Everything else about the victory was dramatic. Senior Kevin Torres picked up the win with two shutdown innings of relief and left fielder Alexis Torres, an All Hallows transfer with thunder in his bat, belted a two-run triple off Beacon starter Orlando Adorno in which he came around to score the game-tying run on a Beacon misplay in the fifth.

“We didn’t have our best game today — I think mentally more so than physically — but we hung in there,” Carbone said.

He was referring to all the lost opportunities, namely the home second when the Trojans loaded the bases with nobody out, only to come up empty. Randy Rodriguez and Jorge Toribio grounded out and Nelson Rodriguez struck out.

Beacon built a 4-1 lead as Samuel Fox drove in a first-inning run with a single, Dylan Long plated two more with a single to center in the third and Garrison Polius drove in the last run with a run-scoring double.

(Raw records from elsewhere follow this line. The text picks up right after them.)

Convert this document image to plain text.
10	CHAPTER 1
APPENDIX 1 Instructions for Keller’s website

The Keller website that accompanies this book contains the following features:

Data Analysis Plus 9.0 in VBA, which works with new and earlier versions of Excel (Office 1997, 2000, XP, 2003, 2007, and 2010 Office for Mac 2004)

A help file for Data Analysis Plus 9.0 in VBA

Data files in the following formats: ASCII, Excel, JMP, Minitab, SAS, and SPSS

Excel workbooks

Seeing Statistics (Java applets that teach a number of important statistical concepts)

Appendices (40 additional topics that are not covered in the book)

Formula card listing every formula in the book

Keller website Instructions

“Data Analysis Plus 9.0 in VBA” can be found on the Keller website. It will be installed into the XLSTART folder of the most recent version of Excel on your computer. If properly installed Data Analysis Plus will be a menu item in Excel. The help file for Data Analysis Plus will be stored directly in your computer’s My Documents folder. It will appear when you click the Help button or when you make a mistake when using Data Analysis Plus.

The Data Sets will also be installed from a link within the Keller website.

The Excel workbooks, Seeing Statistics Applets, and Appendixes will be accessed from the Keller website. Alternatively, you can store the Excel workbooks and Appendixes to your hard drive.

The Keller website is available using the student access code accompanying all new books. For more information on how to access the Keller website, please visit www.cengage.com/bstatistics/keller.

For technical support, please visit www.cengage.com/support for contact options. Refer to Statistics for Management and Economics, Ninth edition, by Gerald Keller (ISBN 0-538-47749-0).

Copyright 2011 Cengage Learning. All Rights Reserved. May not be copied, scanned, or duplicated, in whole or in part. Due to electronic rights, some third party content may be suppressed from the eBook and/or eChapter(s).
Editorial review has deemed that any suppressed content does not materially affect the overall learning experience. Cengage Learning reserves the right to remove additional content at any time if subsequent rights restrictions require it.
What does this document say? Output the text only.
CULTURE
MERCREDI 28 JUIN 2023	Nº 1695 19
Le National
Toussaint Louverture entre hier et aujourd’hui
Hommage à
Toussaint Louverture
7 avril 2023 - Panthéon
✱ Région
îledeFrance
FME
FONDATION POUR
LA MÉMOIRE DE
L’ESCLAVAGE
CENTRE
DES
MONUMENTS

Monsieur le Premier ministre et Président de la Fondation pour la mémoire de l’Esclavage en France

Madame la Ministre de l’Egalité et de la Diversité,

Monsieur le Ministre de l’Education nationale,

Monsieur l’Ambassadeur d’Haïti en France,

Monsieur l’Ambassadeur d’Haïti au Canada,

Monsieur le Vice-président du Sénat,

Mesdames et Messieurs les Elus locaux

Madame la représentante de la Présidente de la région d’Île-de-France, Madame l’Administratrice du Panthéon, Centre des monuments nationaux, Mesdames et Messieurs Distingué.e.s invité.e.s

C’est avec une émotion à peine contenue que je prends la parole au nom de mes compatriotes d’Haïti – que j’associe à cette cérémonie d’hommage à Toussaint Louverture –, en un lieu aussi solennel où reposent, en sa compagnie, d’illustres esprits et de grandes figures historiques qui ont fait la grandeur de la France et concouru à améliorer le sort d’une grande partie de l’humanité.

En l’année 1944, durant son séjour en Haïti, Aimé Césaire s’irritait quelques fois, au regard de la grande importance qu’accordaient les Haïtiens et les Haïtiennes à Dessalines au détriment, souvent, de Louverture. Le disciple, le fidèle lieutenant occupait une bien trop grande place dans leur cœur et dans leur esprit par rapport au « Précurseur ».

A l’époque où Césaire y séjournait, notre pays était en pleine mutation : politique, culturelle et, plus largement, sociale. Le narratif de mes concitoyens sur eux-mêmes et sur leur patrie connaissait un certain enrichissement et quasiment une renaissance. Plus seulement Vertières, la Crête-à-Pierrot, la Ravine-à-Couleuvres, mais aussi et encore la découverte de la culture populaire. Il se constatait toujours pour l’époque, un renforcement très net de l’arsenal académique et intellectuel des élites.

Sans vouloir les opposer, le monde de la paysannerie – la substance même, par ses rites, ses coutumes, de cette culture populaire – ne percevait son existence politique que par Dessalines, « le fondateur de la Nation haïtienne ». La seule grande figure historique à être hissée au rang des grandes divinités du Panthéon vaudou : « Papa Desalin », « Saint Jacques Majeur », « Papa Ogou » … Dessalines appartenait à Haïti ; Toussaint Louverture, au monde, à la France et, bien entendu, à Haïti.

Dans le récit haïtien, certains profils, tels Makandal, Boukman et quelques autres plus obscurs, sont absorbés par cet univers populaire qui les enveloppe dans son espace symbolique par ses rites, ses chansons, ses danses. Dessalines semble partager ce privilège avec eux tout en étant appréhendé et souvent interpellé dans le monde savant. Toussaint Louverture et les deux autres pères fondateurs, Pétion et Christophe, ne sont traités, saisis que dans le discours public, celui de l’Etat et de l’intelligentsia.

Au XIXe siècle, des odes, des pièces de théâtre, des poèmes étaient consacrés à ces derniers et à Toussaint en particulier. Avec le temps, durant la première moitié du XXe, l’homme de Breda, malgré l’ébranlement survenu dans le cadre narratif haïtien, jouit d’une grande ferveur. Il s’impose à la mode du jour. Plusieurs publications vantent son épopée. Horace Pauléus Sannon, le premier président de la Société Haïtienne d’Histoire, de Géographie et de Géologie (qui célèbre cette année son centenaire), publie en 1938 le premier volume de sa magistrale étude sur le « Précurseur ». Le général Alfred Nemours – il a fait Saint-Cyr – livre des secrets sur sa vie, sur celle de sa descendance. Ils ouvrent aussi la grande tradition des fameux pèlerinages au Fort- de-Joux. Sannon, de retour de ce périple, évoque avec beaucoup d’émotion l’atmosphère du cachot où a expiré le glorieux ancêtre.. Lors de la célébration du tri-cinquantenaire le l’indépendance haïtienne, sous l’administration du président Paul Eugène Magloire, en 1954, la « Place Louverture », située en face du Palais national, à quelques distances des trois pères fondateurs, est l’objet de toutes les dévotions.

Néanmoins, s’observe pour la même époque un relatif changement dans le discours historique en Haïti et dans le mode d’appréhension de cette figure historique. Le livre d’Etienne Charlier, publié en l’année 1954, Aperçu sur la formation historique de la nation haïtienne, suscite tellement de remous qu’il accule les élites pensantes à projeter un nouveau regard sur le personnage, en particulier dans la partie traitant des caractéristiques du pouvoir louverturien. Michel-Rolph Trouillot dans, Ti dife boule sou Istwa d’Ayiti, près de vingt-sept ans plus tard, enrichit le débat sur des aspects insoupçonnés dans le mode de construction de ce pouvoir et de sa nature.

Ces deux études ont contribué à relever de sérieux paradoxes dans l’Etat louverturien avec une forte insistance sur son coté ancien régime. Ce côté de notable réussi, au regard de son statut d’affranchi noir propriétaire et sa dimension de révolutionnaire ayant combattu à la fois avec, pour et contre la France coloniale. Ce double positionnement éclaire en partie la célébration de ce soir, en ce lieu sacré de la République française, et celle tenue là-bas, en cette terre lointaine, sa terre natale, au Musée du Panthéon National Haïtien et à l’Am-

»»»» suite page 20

In the fifth, Torres came through, ripping a 2-2 fastball into the deepest part of the field, way back in left center 380 feet away. It was just out of the reach of left fielder Giovanni Dingcong and scored Roman and Osvaldo Pichardo. Torres initially stopped at third, but came around to score when Fox, the Beacon shortstop, couldn’t handle the relay throw.

“I felt like a real Trojan today,” he said.

Torres has begun to find himself after a slow start adjusting to PSAL pitching and his new teammates. He thrived in last week’s George Washington Holiday Tournament and had arguably the biggest hit of the Trojans (7-0, Manhattan A East) season on Wednesday.

“He’s starting to get his rythm now, starting to make adjustments at the plate and getting good pitches to hit,” Roman said. “He helps a lot because we needed that big bat of his in the lineup.”

The win Saturday was significant to GW not only because it showed the Trojans can prevail when facing adversity, but Beacon (6-1, Manhattan A West) was also its best league foe by far up to this point. Of George Washington’s previous six league wins, four had come by run-rule margins. The latest win was the opposite — it was hard-fought.

“Beacon is real strong, but we showed today what we do is fight back, we never die,” Torres said. “It gives us confidence we can beat any New York City team.”